We walk, we won’t stop

Une fois n’est pas coutume, je prends des gens en photo. Ils s’échappent certes, marchent et ne s’arrêtent pas. On me fait parfois la remarque que mes photos sont souvent vide de personnes, comme si je prenais soin d’attendre que les scènes de rues se désertent avant de prendre mes photos. Ce n’est assez clairement pas mon style ou mon premier centre d’intérêt de faire des photos d’inconnus dans la rue, mais je me fais parfois le reproche à moi-même de ne pas tenter un peu plus le coup.

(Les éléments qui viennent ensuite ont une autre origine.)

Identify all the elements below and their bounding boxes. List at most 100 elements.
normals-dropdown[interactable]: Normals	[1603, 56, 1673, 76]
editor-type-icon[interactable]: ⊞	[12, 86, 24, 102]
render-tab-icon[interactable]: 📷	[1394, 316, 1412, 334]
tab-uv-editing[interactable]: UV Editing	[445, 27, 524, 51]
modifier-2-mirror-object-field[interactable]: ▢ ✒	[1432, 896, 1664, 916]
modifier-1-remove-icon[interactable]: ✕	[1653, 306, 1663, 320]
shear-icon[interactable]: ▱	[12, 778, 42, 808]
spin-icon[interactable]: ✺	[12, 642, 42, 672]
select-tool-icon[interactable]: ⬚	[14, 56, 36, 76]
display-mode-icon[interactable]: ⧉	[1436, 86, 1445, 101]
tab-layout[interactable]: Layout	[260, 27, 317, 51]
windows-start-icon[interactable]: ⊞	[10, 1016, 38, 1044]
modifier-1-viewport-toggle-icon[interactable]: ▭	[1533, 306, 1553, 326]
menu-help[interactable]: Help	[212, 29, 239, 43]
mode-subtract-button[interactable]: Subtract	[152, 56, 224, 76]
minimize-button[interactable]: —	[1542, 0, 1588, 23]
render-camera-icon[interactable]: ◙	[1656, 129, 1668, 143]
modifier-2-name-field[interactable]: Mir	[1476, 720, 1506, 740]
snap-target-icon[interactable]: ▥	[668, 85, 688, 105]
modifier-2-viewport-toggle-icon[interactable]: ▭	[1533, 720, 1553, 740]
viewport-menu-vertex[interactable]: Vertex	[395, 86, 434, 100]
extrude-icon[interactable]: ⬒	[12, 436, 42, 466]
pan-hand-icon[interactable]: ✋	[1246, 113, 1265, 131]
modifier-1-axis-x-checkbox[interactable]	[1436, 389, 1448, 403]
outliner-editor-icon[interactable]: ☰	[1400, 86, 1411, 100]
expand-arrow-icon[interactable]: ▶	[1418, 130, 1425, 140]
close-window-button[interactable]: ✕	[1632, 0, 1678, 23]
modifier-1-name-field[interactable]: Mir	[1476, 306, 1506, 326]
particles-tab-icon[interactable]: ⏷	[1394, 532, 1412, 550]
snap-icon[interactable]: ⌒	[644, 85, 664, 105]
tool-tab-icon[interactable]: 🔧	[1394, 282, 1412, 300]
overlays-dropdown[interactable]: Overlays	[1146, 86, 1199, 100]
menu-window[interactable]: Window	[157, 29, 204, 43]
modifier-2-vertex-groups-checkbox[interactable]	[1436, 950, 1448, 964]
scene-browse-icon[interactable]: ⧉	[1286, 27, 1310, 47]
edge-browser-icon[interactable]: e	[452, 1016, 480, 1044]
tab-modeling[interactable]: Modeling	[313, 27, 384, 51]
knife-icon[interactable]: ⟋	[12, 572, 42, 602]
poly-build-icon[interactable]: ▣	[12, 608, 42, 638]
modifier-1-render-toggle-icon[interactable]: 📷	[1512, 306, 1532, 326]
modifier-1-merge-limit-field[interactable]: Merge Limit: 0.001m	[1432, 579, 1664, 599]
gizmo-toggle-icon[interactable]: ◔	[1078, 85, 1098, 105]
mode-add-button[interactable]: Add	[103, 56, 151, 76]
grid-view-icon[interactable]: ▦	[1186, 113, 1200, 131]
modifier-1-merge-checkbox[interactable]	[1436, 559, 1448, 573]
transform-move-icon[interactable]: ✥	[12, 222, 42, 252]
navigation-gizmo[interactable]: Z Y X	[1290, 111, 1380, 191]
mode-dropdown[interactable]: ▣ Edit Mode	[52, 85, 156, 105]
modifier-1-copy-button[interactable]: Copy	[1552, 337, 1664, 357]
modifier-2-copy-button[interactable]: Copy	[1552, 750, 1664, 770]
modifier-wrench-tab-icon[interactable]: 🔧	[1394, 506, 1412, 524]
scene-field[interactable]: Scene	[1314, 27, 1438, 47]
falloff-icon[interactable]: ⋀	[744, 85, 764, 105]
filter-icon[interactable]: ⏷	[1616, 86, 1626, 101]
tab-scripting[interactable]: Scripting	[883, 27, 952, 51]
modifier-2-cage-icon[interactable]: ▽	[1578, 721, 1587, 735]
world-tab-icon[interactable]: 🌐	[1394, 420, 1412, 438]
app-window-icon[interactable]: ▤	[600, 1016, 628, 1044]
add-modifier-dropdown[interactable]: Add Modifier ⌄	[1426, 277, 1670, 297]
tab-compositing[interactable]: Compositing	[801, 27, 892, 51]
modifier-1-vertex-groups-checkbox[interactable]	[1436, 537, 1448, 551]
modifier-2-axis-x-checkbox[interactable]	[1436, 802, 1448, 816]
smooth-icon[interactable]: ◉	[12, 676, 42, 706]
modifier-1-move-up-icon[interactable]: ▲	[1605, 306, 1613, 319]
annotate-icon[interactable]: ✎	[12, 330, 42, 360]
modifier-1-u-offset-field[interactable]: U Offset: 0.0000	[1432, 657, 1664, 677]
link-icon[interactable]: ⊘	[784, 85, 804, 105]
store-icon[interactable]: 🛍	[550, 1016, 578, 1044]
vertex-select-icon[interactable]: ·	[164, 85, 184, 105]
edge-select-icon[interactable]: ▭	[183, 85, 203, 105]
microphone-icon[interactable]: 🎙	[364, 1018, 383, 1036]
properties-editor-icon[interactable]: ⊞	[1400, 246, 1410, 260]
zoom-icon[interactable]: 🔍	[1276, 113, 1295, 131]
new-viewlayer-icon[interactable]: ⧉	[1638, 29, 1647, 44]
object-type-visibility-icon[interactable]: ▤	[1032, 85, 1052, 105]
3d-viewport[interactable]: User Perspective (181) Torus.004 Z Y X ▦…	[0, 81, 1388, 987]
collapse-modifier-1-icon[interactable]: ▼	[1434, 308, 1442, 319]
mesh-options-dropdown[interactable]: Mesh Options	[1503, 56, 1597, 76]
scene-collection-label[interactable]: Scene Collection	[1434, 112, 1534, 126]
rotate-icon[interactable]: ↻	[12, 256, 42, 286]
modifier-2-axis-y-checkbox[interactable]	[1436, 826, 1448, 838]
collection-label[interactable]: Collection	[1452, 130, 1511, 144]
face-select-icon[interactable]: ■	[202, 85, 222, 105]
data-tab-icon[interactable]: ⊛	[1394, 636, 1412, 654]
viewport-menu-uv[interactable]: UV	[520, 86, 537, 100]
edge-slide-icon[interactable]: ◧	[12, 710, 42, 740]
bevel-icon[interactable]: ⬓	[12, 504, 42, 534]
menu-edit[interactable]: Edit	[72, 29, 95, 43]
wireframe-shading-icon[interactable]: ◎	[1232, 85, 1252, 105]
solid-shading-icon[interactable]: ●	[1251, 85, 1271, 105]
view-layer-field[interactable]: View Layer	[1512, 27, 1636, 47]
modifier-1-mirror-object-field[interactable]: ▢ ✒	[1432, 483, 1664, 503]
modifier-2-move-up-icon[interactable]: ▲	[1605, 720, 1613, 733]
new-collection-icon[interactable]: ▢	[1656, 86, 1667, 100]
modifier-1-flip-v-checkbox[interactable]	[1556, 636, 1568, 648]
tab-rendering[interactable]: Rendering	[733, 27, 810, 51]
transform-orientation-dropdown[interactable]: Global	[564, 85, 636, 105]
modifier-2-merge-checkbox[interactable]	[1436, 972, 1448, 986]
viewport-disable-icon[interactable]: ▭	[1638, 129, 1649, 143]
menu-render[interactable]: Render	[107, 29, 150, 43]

Je ne suis pas dans mon élément et à mon aise pour prendre des photos candides et le choix que j’ai fait d’utiliser en presque exclusivité sur toutes mes photos un objectif 20mm, grand angle donc, ne favorise de toute façon pas cette approche. Le 20mm demande une approche intrusive. Un 50mm serait peut être plus adapté pour prendre ce type de photos de temps en temps, depuis le temps que je pense en acquérir un. Ce Sigma 20mm, c’est un peu comme le style du blog, j’ai beaucoup de mal à en changer. Vu les milliers de photos que j’ai pris avec, il est grandement amorti.

Ci-dessus, deux photos de Jasper James dans sa série People and Places 2, prises à Pékin. J’avoue que j’ai un peu de mal à comprendre s’il s’agit de montages ou de véritable réflexion sur les vitres d’immeubles, mais l’effet est extrêmement réussi. L’humain devient un filtre qui nous permet de mieux apercevoir et comprendre la structure de la ville. Il agit comme un révélateur du paysage urbain. Les habitants en réflexion ici deviennent des guides nous ouvrant les portes d’une ville dense.

A gauche une photo de Shimooka Renjô datant de 1870 pour une carte de visite, à droite une photo de Daido Moriyama d’un poster déchiré à Nakano (1990-2003). J’ai découvert il y a de cela quelques temps, un article disponible en ligne de Etudes photographiques, revue semestrielle publiée par la Société française de photographie, retraçant les débuts de la photographie au Japon à travers la mise en place des premiers ateliers de photographie japonais de 1859 à 1872. L’article est très intéressant avec de nombreuses photos d’époque. Faisons un saut dans le temps, plus de 100 ans plus tard, la photographie japonaise s’exposait à Paris en 2008, « Spotlight on Japan ». LensCulture propose en ligne un long essai de Mariko Takeuchi, conservatrice invitée pour cet évènement. Cet article donne de bons pointeurs sur la photographie contemporaine japonaise. Le site Japan-Photo.info, blog photographique offrant une vue sur la photographie japonaise depuis l’étranger, propose également une interview en 2 parties de Mariko Takeuchi: Partie 1 et Partie 2. J’ai envie en ce moment de nourrir ma culture photographique, ça me prend de temps en temps. Je me suis même procuré un grand classique, Les Américains de Robert Franck, une édition récente bien entendu.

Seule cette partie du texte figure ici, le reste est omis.